Un solo país

Hay una Argentina de cuando estoy afuera y otra de cuando estoy allá. Pero ¿cuándo uno está fuera de su país, si el país es uno mismo? Esto es cierto, pero me refiero al país externo, ese que está fuera de uno, la ciudad de Buenos Aires o Mendoza, los aeropuertos de El Plumerillo o Ezeiza, el ómnibus de Tienda León, las veredas y los taxis, los bares y los kioskos, restaurantes, el país de afuera. Cuando estoy de afuera, el país de afuera está adentro, es un recuerdo.

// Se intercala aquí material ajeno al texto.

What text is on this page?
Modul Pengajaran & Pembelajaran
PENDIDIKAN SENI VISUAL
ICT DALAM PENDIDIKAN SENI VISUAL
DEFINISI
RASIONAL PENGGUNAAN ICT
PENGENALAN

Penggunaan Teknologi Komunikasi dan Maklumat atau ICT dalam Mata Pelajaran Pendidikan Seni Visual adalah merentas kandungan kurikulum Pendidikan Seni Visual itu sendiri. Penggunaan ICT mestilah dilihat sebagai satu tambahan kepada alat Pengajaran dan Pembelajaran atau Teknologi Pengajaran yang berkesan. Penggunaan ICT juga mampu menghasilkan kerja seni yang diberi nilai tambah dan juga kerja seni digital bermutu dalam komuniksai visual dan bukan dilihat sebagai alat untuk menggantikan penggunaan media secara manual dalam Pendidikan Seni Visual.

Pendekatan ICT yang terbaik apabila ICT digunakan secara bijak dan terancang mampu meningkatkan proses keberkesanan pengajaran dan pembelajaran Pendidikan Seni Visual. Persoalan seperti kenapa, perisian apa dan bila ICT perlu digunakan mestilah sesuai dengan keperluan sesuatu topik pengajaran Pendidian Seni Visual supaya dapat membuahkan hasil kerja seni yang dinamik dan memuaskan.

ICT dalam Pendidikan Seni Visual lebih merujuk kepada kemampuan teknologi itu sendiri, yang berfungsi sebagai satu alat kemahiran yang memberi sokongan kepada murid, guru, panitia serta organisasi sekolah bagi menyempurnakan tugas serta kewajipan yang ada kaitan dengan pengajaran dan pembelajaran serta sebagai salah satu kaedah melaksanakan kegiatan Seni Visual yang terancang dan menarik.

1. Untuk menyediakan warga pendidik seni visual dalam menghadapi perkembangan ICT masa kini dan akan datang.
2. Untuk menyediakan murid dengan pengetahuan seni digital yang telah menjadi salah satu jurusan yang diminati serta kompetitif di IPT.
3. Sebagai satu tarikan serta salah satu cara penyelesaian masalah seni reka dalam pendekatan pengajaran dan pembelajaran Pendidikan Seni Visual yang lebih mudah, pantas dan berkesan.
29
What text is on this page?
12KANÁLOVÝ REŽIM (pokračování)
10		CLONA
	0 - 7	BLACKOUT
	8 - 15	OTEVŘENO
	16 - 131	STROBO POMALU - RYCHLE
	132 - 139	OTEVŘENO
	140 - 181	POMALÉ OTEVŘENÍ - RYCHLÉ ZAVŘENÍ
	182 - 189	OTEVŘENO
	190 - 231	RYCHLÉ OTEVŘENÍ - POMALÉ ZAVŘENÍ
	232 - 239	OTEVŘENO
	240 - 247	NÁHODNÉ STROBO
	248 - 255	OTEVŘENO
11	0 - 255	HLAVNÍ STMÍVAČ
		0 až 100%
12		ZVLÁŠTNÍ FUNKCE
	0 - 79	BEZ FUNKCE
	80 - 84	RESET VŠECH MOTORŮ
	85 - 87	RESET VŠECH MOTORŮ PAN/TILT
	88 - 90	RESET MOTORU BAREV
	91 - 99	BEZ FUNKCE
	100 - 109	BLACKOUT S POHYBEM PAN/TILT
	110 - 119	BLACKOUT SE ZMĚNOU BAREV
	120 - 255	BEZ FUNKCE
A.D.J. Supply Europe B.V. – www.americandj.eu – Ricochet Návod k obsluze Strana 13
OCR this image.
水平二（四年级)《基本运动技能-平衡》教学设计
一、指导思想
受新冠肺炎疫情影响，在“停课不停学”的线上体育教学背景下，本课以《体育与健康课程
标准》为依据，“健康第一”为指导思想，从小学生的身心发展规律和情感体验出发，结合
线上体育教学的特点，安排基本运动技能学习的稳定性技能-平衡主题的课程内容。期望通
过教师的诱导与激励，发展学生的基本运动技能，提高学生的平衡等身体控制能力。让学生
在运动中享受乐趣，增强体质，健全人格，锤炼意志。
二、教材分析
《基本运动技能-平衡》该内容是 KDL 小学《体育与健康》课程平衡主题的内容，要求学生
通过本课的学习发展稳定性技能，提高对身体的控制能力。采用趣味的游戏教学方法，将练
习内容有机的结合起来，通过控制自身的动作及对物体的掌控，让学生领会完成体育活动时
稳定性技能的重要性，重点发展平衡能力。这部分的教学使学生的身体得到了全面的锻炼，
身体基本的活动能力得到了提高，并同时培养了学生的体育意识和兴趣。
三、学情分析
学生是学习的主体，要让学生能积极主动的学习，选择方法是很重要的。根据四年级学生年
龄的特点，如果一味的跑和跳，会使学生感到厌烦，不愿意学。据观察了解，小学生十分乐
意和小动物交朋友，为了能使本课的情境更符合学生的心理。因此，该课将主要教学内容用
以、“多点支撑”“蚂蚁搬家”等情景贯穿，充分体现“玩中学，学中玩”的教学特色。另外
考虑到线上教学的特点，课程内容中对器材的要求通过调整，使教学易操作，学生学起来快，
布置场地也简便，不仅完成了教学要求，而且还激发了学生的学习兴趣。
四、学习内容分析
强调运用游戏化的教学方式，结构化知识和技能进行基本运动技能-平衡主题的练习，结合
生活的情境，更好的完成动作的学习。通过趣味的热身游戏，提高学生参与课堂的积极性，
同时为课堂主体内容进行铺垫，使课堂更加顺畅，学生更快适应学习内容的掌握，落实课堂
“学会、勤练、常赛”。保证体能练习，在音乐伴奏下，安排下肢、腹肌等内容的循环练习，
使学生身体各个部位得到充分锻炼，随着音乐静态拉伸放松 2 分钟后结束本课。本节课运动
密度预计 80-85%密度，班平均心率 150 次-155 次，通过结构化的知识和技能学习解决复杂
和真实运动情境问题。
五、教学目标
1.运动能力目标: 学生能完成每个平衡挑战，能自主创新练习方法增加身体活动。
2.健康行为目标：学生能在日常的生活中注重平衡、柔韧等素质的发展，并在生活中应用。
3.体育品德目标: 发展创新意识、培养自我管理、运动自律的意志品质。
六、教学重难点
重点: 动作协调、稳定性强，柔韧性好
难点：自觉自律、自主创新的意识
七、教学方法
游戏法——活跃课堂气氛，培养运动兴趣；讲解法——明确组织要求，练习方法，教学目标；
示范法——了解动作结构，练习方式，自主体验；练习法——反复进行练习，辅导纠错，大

Cuando estoy adentro, no me acuerdo de que hay un país de afuera y el país me parece el mismo país que dejé hace ya tantos años. Un país de historias en los libros, de sueños de un día tornarse un país. Si hay dos Argentinas o talvez más, parece un juego, pero es verdad. Hay veces que sé bien clarito en la cabeza, que son dos países distintos, y me río de mí mismo por ser tan crítico de un país de tiros y balas, de policía y ejército en la vida de cada uno. De iglesia y balcón de la Casa Rosada, de la casa de Gobierno. Pero hay otro país que he recordado mucho en estos días pasados.

Un país sin generales ni tortura ni desparecidos, ni crímenes contra la humanidad. Una Argentina, un país de chico, de acequias y barquitos. De parras y montaña. Últimamente, te cuento que este país está más que el otro. Es un país de niño, de patio con malvones y juegos en el piso. Los juegos en la vereda, los vecinos, el verdulero italiano y el gallego del almacén. Cada vez más este país, menos el otro. Cada vez más una Argentina, una Mendoza, muy chiquitos. Me veo en ellos o soy ellos. Un solo país.